The secondary complication of adrenal vein thrombosis leading to bilateral adrenal hemorrhage remains insufficiently recognized and undertreated. The nonspecific presentation of adrenal hemorrhage and insufficiency as a complication of heparin-induced thrombocytopenia, coupled with the catastrophic clinical course of untreated adrenal collapse, requires a high index of suspicion to achieve rapid diagnosis and provide life-saving therapy.
肝素诱导的血小板减少症是肝素治疗的常见不良反应,可导致矛盾性血栓形成。一种免疫球蛋白 G 类“肝素诱导的血小板减少症抗体”与肝素-血小板因子 4 蛋白复合物结合。然后,该抗体结合到血小板表面的 FcγIIa 受体上,导致肝素诱导的血小板减少症的临床综合征中的血小板激活、消耗和血小板减少症。与导致出血风险的其他药物诱导的血小板减少症不同,肝素诱导的血小板减少症中的血小板减少症导致获得性高凝状态综合征。与肝素诱导的血小板减少症相关的双侧肾上腺出血已成为越来越多的文献记载的关联。肾上腺具有血管结构,在肝素诱导的血小板减少症和随后的动脉出血的情况下容易发生静脉血栓形成。文献检索显示,在肝素诱导的血小板减少症背景下有 17 例双侧肾上腺出血的报道病例,均表现为完全血流动力学崩溃。

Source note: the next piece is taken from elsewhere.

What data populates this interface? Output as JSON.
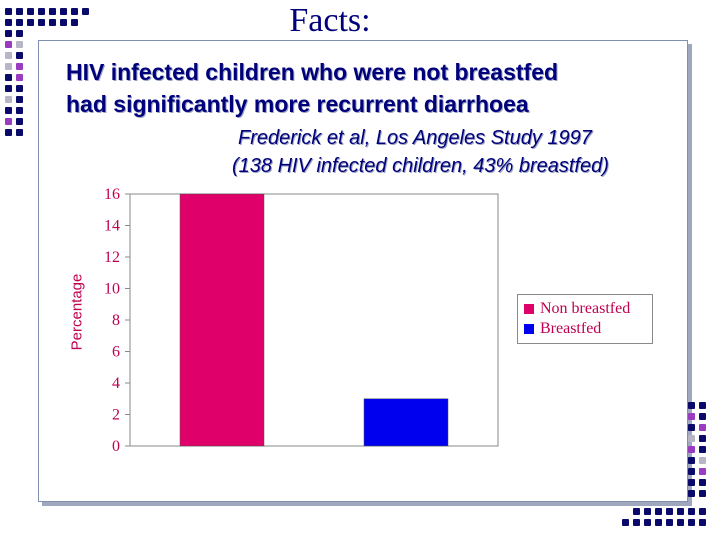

通过 Ovid MEDLINE 对英文医学文献进行了搜索,确定了描述肝素诱导的血小板减少症背景下双侧肾上腺出血病例的文章。
本综述纳入了所有具有这种关联的病例。
共确定了 14 篇文章,描述了与肝素诱导的血小板减少症相关的 17 例双侧肾上腺出血的个别病例报告。所有病例均证实了肝素诱导的血小板减少症的已知特征,并且均因肾上腺功能不全而出现低血压。有 5 例死亡,总死亡率为 27.8%,在 3 例未识别出肾上腺功能不全的病例中死亡率为 100%。
继发于肾上腺静脉血栓形成的双侧肾上腺出血的并发症仍然认识不足且治疗不足。肝素诱导的血小板减少症的并发症如肾上腺出血和功能不全的表现不具有特异性,加上未经治疗的肾上腺衰竭的灾难性临床病程,需要高度怀疑以实现快速诊断并提供救生治疗。